There were several prairie plants that drew our interest. One was violet wood sorrel. This short-growing spring plant with three-lobed leaflets and violet blossoms had a tart, sour taste, and after a winter mostly devoid of fresh greenery in our diets, we happily picked and snacked on these leaves. We even stashed some in our pockets to sneak a bite during class time. Later, as our taste grew more sophisticated, we ate only the flowers or the small bulbs just under the soil surface. Another prairie plant that took more effort to harvest was the prairie turnip. This required the borrowing of a hatchet, which the teacher used to break up big coal chunks for the pot-bellied stove. The “turnips” were about an inch in diameter and about four or five inches below the soil surface and required some effort to harvest. When peeled, these turnips had the taste of a damp wad of paper, but the Indians were supposed to have eaten them, and it was a challenge to find the plants and dig them up.

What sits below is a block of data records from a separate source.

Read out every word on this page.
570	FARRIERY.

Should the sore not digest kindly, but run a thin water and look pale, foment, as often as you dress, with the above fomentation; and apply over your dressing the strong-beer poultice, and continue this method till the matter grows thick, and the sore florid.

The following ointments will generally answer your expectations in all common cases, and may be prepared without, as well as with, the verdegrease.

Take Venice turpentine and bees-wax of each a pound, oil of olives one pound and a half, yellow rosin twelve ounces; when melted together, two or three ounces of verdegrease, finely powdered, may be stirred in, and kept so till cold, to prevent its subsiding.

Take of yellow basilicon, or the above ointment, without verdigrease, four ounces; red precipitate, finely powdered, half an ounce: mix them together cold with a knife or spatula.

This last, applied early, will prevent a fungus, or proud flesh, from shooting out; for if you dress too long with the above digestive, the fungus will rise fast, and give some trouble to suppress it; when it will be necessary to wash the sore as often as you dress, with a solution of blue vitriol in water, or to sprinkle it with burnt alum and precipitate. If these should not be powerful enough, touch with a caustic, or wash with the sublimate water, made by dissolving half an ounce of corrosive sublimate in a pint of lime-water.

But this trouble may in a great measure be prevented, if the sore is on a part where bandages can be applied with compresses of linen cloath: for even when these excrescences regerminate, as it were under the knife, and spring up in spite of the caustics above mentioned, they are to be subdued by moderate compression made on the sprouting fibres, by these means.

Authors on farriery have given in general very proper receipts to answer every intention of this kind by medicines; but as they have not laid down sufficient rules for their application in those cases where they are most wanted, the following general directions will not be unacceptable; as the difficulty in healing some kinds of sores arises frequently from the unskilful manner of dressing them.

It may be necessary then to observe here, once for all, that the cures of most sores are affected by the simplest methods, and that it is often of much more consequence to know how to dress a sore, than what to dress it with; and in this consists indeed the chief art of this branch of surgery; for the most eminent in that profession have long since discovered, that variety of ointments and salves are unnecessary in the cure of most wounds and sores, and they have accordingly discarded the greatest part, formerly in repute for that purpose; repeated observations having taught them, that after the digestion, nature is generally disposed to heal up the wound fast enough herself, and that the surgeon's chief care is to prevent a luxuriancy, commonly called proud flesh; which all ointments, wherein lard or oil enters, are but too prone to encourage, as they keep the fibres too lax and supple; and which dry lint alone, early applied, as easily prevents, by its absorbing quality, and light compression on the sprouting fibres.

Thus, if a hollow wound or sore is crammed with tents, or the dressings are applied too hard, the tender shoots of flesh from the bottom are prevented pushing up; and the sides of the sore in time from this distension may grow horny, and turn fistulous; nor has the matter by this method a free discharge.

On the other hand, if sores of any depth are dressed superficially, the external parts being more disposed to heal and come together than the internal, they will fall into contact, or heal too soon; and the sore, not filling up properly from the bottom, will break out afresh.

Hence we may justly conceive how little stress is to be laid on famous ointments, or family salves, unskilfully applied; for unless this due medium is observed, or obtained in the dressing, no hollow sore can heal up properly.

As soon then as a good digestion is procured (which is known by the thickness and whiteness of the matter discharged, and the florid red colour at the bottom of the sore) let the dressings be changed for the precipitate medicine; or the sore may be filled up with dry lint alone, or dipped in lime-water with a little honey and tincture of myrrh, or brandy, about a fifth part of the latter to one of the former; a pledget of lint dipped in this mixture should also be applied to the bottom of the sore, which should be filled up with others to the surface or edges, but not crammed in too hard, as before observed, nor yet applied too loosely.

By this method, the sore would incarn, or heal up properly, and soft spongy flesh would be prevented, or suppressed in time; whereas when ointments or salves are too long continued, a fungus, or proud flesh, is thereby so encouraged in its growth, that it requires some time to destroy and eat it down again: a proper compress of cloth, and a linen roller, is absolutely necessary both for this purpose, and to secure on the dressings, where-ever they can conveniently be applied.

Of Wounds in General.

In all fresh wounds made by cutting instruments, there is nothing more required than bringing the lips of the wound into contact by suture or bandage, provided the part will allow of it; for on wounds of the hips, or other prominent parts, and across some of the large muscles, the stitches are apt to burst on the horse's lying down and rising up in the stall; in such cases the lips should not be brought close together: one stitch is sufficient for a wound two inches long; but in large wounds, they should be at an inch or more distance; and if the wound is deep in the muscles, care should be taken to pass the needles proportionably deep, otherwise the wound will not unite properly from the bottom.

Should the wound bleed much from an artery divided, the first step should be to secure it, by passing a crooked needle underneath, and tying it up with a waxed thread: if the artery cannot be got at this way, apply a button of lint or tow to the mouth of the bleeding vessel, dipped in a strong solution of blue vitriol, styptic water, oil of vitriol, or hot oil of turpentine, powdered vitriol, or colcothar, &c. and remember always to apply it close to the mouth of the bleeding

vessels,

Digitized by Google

On some of the prairie slopes that were too steep to mow, yucca plants stabbed their sharp-pointed leaves upward. Their masses of white blossom-covered spikes in June livened up the prairie landscape. In the fall, the blooms were replaced with seed pods. Each pod was about an inch and a half across and sectioned like an orange. Each section had a row of about 15 thin, triangular black seeds. In inspecting these seed pods, there was always a row or two of seeds that had holes drilled through them. In later years, I found out that a small white moth was required to pollenate these plants. In doing so, it also laid eggs in the ovary, where they hatched into larvae that took their “family pay” by feeding on some of the seeds their mother was responsible for producing.

Shell leaf penstemon also grew on these steep slopes. Their lavender blossoms started out closed like small balloons, which we liked to pop.

One big reason why we spent so much time on the prairie during recess was that there was not one bit of playground equipment to keep us on the school grounds. This was in the latter 1930s, the height of the Great Depression. At the start of the school year, the school board chairman presented us with our “playground equipment.” This was in the form of a baseball-sized rubber ball. We were told “This ball cost a quarter, and if you lose it, too bad—we are not going to waste money through your carelessness.” Needless to say, we took great care of that ball. One game we played with it was “andy over,” which involved one group on each side of the school throwing the ball across the roof for the others to catch.

The boys’ outhouse was not kept in the best of repair. At the start of school in the fall, a member of the school board would set newspapers on fire and wave them around to burn down the webs of the black widow spiders that seemed to prefer the outhouse as their home. There were places where the dirt caved into the pit, leaving gaps. There seemed to be a magnetic force that pulled the errant andy over ball through one of these gaps and into the outhouse pit. Knowing that the ball had to be retrieved, a trip to a nearby crick for a couple of branches, which were used like chopsticks, caused the ball to be reclaimed. A couple of swipes through the grass with the ball, and the game went on.

We wanted to use “the ball” in a game of baseball, except we didn’t even have a bat. This was remedied by again going to the crick where trees grew. The use of teacher’s coal hatchet cut off an ash branch of about the right diameter. At least we used the regulation wood for our bat. Since our bat did not have the enlargement below the handle, the pitcher had to be ready to dodge bats that came flying out of the hands of batters.